Many people
think the British obsession with owning your own home started with Thatcher in
the early 1980’s, when she allowed council tenants to buy their council houses
under the right to buy scheme. However, the growth actually started just after
the Second World War. Looking at the country as a whole in 1951, 30% of residential
property was owner occupied then, every ten years that rose incrementally to
39% by 1961; 51% by 1971; 58% by 1981 and 68.07% by 2001 but after that, it
dropped to 63.4% by 2011 and continues to drop today.
Young adults
tend to start to think about settling down and moving out of the family home in
their early-mid twenties. After a couple
of years, they will have a choice of either buying their first house with a mortgage
or decide to privately rent for the long term (because the Council House
waiting list is measured in decades at the moment!). The ratio of people owning
a house with a mortgage verses privately renting is an extremely important
guide to what people are doing about their housing needs and what their
attitude to renting vs buying is. With
that in mind, within the next ten years, I am predicting there will be more
people renting privately in Southampton than own a property with a mortgage and
that the British love affair of property ownership will fade as the decades
roll on.
This is a really
important change in the way we live, as I explained to a local Southampton
landlord the other day, knowing when and where the demand of tenants is going
to come from in the coming decade is just as important as knowing the supply
side of the buy to let equation, in relation to the number of properties built
in the city; Southampton property prices and Southampton rents.
In the Southampton
City Council area as a whole there are 23,007 households that are privately
rented via a landlord or letting agency verses 28,600 households that are owned
with a mortgage, so my prediction appears to be outrageous. However, when we
look deeper (as the devil is always in the detail), 12,908 of those 28,600 households
are 35 to 49 year olds and 7,606 are households of 50 to 64 year olds. I would expect
all the 50+ years to be paying their mortgage off as they enter retirement as I
would with some of the people in their mid/late 40’s.
Meanwhile, at
the other end, in the 25 to 34 age range (the age most people bought their
first home in the 1970’s/80’s/90’s) only 6,147 of the 14,669 households
occupied by those 25 to 34 year olds are owner occupiers with mortgages,
because 8,522 households are privately rented. This means only 41.9% of 25 to
34 year olds have bought their house (with a mortgage).

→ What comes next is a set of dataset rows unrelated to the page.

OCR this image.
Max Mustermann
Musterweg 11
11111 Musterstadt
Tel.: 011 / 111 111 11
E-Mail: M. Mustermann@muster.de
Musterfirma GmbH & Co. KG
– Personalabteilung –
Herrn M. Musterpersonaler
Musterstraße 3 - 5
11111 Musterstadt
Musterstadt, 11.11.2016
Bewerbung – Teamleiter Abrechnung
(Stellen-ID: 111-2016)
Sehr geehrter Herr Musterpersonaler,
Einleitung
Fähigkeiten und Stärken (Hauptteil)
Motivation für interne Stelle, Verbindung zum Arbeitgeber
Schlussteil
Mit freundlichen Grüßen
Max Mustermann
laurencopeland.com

Twenty years ago, that
would have a much higher percentage of homeowners (between 75% to 85%).
It can be
seen that as the older generation pay their mortgages off as they start to get
to retirement and the younger generation aren’t jumping on the property ladder
like they were 20 or 30 years ago, the private rental sector will take up the
slack as more and more people will want a roof over their head, however they won’t
buy one but will rent one instead. With Local Authorities and Housing
Associations not building houses anywhere near like the number of houses they
were building in the 1950’s, 60’ and 70’s, the private landlord appears to have
good demand for their rental properties for many decades to come.
This will
create a polarisation in the housing market between those, mostly older,
households who own outright and those, mostly younger, households who rent. Our
housing market is very much turning into the European model. However, all is
not lost, the younger generation will inherit their parent’s properties, which
in turn will enable them to buy, albeit later in life.